Bobby Whisenant discovered BirdNest Services Inc. at an EPA Clean Rivers meeting in 2005. He was superintendent of water production and wastewater treatment for the city of Pearland, Texas, at the time (he has since retired), and what he saw was an inexpensive solution to a vexing problem.
“We had a manual logging system,” Whisenant says. “Everything was handwritten in the field, and then the supervisor back in the office would have to decipher it and transcribe it into another log. It took an unbelievable amount of time.”
In contrast, the BirdNest system would allow operators to use cell phones to collect lift-station, water, and wastewater-treatment data, and it would maintain that data at a central data center, accessible in near real time.

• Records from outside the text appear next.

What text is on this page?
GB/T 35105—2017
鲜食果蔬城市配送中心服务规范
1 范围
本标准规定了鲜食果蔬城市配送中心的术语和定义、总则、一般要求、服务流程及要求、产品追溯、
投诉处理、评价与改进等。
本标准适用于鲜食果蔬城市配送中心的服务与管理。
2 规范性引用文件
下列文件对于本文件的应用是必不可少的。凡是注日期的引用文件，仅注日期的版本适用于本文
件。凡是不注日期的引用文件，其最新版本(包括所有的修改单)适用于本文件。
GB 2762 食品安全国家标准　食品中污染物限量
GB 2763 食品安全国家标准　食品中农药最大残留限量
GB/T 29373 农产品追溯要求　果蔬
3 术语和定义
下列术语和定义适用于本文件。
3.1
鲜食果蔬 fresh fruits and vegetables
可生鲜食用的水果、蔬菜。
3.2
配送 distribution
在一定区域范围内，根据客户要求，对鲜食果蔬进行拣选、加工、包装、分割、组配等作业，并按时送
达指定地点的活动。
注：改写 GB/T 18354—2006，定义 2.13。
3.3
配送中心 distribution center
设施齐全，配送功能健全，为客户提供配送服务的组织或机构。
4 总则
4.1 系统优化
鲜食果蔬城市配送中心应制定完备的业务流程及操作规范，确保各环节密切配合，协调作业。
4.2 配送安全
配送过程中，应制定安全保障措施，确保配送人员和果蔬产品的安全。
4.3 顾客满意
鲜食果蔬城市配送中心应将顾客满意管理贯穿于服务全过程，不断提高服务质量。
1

The BirdNest system that Whisenant installed in 2005 uses standard Sprint/Nextel cell phones (the company will soon support any cell phone with Web browsing capability). A Java applet is installed on the phone, and when an operator logs into BirdNest on his or her phone in the morning, it connects to the company's data center in Dallas. After verifying the user, the system downloads the stations the operator should visit that day and the data to be captured.
The operator enters data into the cell phone as it's gathered. The applet conducts simple error checking and data validation on the phone, and when the operator presses “Send,” it transmits the data to the central processing center, where the data is processed in near real time. Whisenant typically viewed reports before operators made it back to the office.
The system also works without cell phones in locations where operators have access to the Internet, in which case they enter data directly into BirdNest from their laptop or desktop PC.
“What used to take hours and days now takes seconds,” Whisenant says. “It was great, the money the city saved in overtime.”
A built-in report generator allows users to view all water- and waste-treatment plants and pumping stations. Clicking a report heading shows all the plants or lift stations in each “district,” which could be a route, geographic area, or everything handled by one operator or supervisor. Data can be sorted and viewed in many ways, including as numbers and as line or bar charts.
Whisenant reports that the system is a real help in managing the operations of a department that oversees more than 25,000 water connections. He's used it to:
- Prepare for drought conditions by monitoring water usage as a percentage of capacity
- Monitor wastewater flow vs. rainfall, as a measure of I&I
- Respond quickly to potential lift-station problems by tracking pump run times and utility usage
- Monitor equipment condition and maintenance schedules to ensure that all work is performed in a timely manner
- Monitor the deployment of the field force.
“A lot of cities can't afford SCADA,” Whisenant concludes. “With BirdNest, you have a system that's cheap and does the job. It's like a 21st century management system without the SCADA price tag.”